Les patrouilles renforcées devant les écoles en Sarthe : 25 personnes radicalisées

Par Christelle Caillot, France Bleu Maine jeudi 1 septembre 2016 à 11:29

Corinne Orzéchowski, préfète de la Sarthe
Corinne Orzéchowski, préfète de la Sarthe © Radio France - Christelle Caillot

VIDEO : dispositif de haute sécurité jusqu'à la fin de la semaine devant les établissements scolaires en Sarthe. Les détails du plan avec la préfète de la Sarthe.

Pour cette année 2016/2017, plus de 109.000 élèves font leur rentrée scolaire, de la maternelle à l'université en Sarthe. Etat d'urgence et attentats obligent, la sécurité est renforcée dans tous les établissements du département.

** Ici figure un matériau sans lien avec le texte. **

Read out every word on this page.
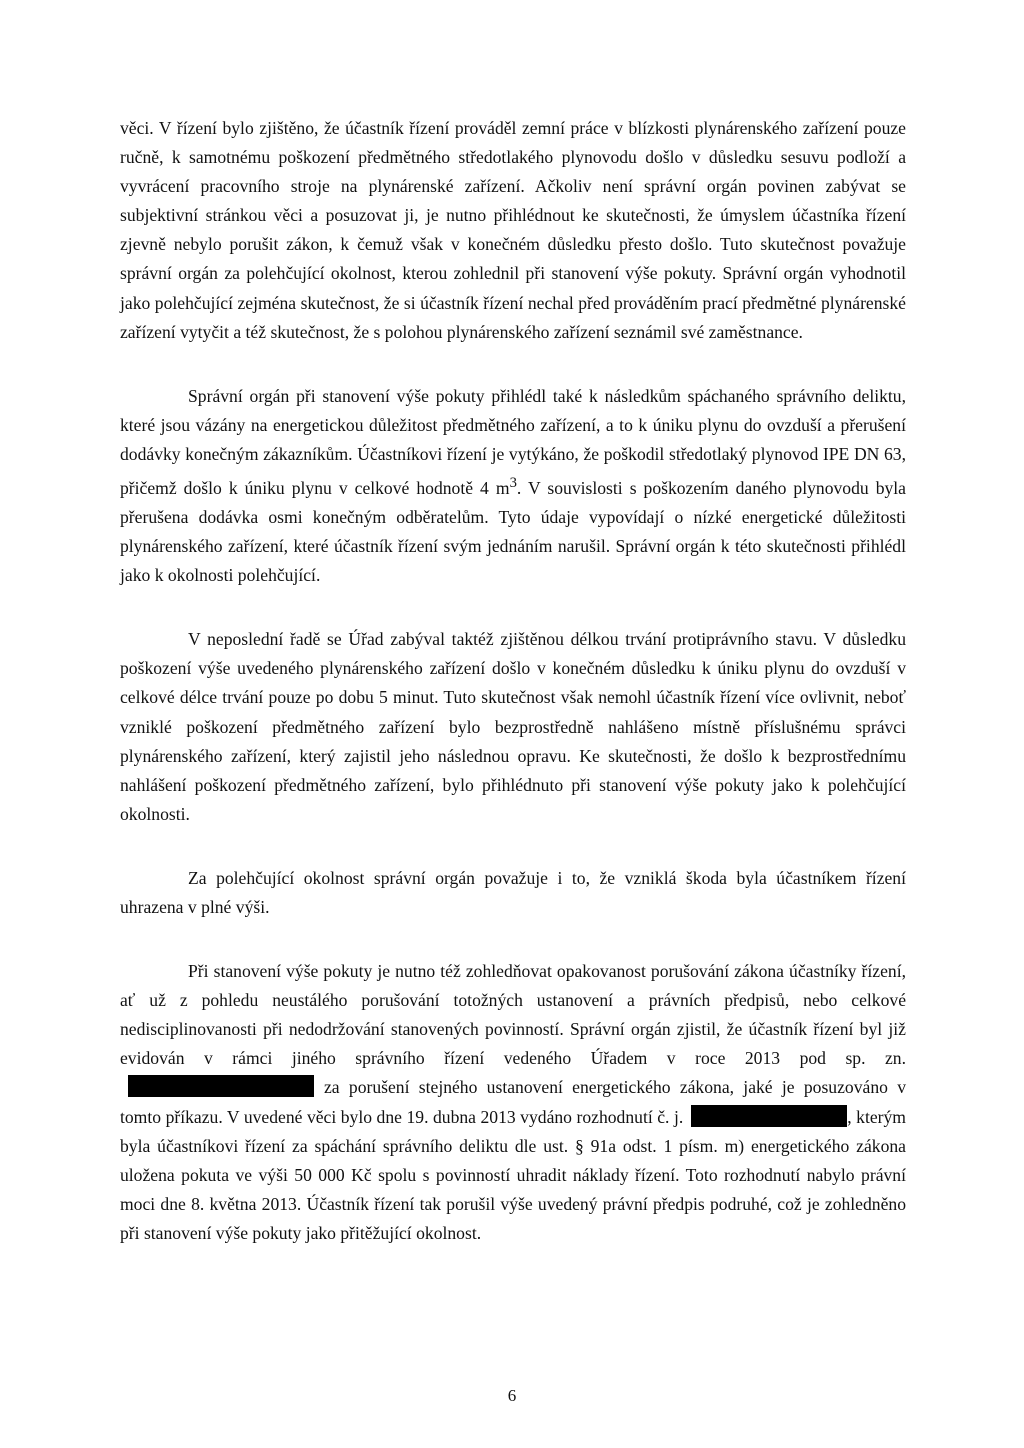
věci. V řízení bylo zjištěno, že účastník řízení prováděl zemní práce v blízkosti plynárenského zařízení pouze ručně, k samotnému poškození předmětného středotlakého plynovodu došlo v důsledku sesuvu podloží a vyvrácení pracovního stroje na plynárenské zařízení. Ačkoliv není správní orgán povinen zabývat se subjektivní stránkou věci a posuzovat ji, je nutno přihlédnout ke skutečnosti, že úmyslem účastníka řízení zjevně nebylo porušit zákon, k čemuž však v konečném důsledku přesto došlo. Tuto skutečnost považuje správní orgán za polehčující okolnost, kterou zohlednil při stanovení výše pokuty. Správní orgán vyhodnotil jako polehčující zejména skutečnost, že si účastník řízení nechal před prováděním prací předmětné plynárenské zařízení vytyčit a též skutečnost, že s polohou plynárenského zařízení seznámil své zaměstnance.

Správní orgán při stanovení výše pokuty přihlédl také k následkům spáchaného správního deliktu, které jsou vázány na energetickou důležitost předmětného zařízení, a to k úniku plynu do ovzduší a přerušení dodávky konečným zákazníkům. Účastníkovi řízení je vytýkáno, že poškodil středotlaký plynovod IPE DN 63, přičemž došlo k úniku plynu v celkové hodnotě 4 $m^3$. V souvislosti s poškozením daného plynovodu byla přerušena dodávka osmi konečným odběratelům. Tyto údaje vypovídají o nízké energetické důležitosti plynárenského zařízení, které účastník řízení svým jednáním narušil. Správní orgán k této skutečnosti přihlédl jako k okolnosti polehčující.

V neposlední řadě se Úřad zabýval taktéž zjištěnou délkou trvání protiprávního stavu. V důsledku poškození výše uvedeného plynárenského zařízení došlo v konečném důsledku k úniku plynu do ovzduší v celkové délce trvání pouze po dobu 5 minut. Tuto skutečnost však nemohl účastník řízení více ovlivnit, neboť vzniklé poškození předmětného zařízení bylo bezprostředně nahlášeno místně příslušnému správci plynárenského zařízení, který zajistil jeho následnou opravu. Ke skutečnosti, že došlo k bezprostřednímu nahlášení poškození předmětného zařízení, bylo přihlédnuto při stanovení výše pokuty jako k polehčující okolnosti.

Za polehčující okolnost správní orgán považuje i to, že vzniklá škoda byla účastníkem řízení uhrazena v plné výši.

Při stanovení výše pokuty je nutno též zohledňovat opakovanost porušování zákona účastníky řízení, ať už z pohledu neustálého porušování totožných ustanovení a právních předpisů, nebo celkové nedisciplinovanosti při nedodržování stanovených povinností. Správní orgán zjistil, že účastník řízení byl již evidován v rámci jiného správního řízení vedeného Úřadem v roce 2013 pod sp. zn.za porušení stejného ustanovení energetického zákona, jaké je posuzováno v tomto příkazu. V uvedené věci bylo dne 19. dubna 2013 vydáno rozhodnutí č. j.	, kterým byla účastníkovi řízení za spáchání správního deliktu dle ust. § 91a odst. 1 písm. m) energetického zákona uložena pokuta ve výši 50 000 Kč spolu s povinností uhradit náklady řízení. Toto rozhodnutí nabylo právní moci dne 8. května 2013. Účastník řízení tak porušil výše uvedený právní předpis podruhé, což je zohledněno při stanovení výše pokuty jako přitěžující okolnost.

6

Le trajet des bus scolaire étudié de près

"Certains arrêts de bus scolaires ont été modifiés et d'autres pourront l'être dans les jours qui viennent de façon à ne pas avoir une masse d'enfants qu'on dépose devant l'école" nous dit Corinne Orzéchowski, préfète de la Sarthe. Les stationnements seront aussi limités en nombre, aussi bien pour les bus scolaires que pour les voitures des parents".

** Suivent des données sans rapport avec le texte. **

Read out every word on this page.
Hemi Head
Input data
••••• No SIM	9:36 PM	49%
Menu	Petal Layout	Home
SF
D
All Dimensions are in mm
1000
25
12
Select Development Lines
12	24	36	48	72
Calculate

Quels sont les établissements les plus surveillés en Sarthe ?

On sait que les patrouilles de police et de gendarmerie sont renforcées jusqu'à la fin de la semaine dans le département mais il n'y aura pas une équipe devant toutes les écoles; alors comment sont réparties les forces de l'ordre ?  À cette question, la préfète de la Sarthe ne dira pas tout : "alors, il y a plusieurs critères, de population, du nombre d'enfants, des secteurs... quand vous avez une école devant une gendarmerie par exemple, elle est particulièrement surveillée et puis vous avez un certain nombre de critères internes, on sait que dans certaines écoles, on a des phénomènes de radicalisation. Dans ces cas-là, nous surveillons de façon un peu plus précise les lieux et les alentours. Actuellement, nous avons environ 25 cas de personnes que nous suivons, qui sont radicalisées dont 18 qui sont mineures. Ce sont ces cas-là que nous suivons de près et il y en a partout dans le département. Ce sont plutôt des hommes, et rarement des familles. Ce sont des personnes qui ne sont jamais allés en Syrie. Nous avons des familles qui sont partis en Syrie mais qui ne sont pas rentrées".

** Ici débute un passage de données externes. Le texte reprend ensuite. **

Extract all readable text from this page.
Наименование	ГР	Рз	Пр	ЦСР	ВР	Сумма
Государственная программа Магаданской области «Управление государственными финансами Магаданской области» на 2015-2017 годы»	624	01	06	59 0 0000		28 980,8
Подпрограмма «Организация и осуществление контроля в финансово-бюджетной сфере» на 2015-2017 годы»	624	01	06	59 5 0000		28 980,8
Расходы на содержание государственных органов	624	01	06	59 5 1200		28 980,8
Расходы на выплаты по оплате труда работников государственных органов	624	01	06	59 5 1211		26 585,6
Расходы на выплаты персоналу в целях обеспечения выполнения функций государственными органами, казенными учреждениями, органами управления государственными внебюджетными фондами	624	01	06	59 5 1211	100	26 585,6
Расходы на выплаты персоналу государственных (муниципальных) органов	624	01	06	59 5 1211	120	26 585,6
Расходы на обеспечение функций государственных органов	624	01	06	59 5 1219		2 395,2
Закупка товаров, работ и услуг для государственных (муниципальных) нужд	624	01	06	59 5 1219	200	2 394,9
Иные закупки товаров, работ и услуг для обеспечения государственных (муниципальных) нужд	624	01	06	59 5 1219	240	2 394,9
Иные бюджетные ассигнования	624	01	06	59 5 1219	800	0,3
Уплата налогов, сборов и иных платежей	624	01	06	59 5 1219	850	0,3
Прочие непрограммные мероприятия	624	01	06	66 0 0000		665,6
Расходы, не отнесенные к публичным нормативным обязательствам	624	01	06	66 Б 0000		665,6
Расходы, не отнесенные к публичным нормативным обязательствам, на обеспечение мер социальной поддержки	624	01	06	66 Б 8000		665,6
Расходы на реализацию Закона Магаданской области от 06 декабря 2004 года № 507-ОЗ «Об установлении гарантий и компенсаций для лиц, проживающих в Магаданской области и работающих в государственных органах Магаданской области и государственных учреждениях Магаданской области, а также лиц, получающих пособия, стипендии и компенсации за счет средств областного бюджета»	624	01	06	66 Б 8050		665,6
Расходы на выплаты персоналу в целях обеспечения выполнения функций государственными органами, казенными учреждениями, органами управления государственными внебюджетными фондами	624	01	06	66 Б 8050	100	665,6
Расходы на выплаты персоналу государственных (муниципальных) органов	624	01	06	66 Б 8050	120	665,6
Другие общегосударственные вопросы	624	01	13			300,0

Un adulte à l'entrée de chaque établissement

"L'objectif est de vérifier que personne ne rentre dans l'école; c'est-à dire que les enfants rentrent, les parents accompagnent. Ce sont des personnes de l'éducation nationale, ce ne sont pas des parents ni des policiers municipaux qui assure le contrôle. Il doit y avoir une personne qui surveille les entrées toute la journée et par endroit des digicodes ont été mis".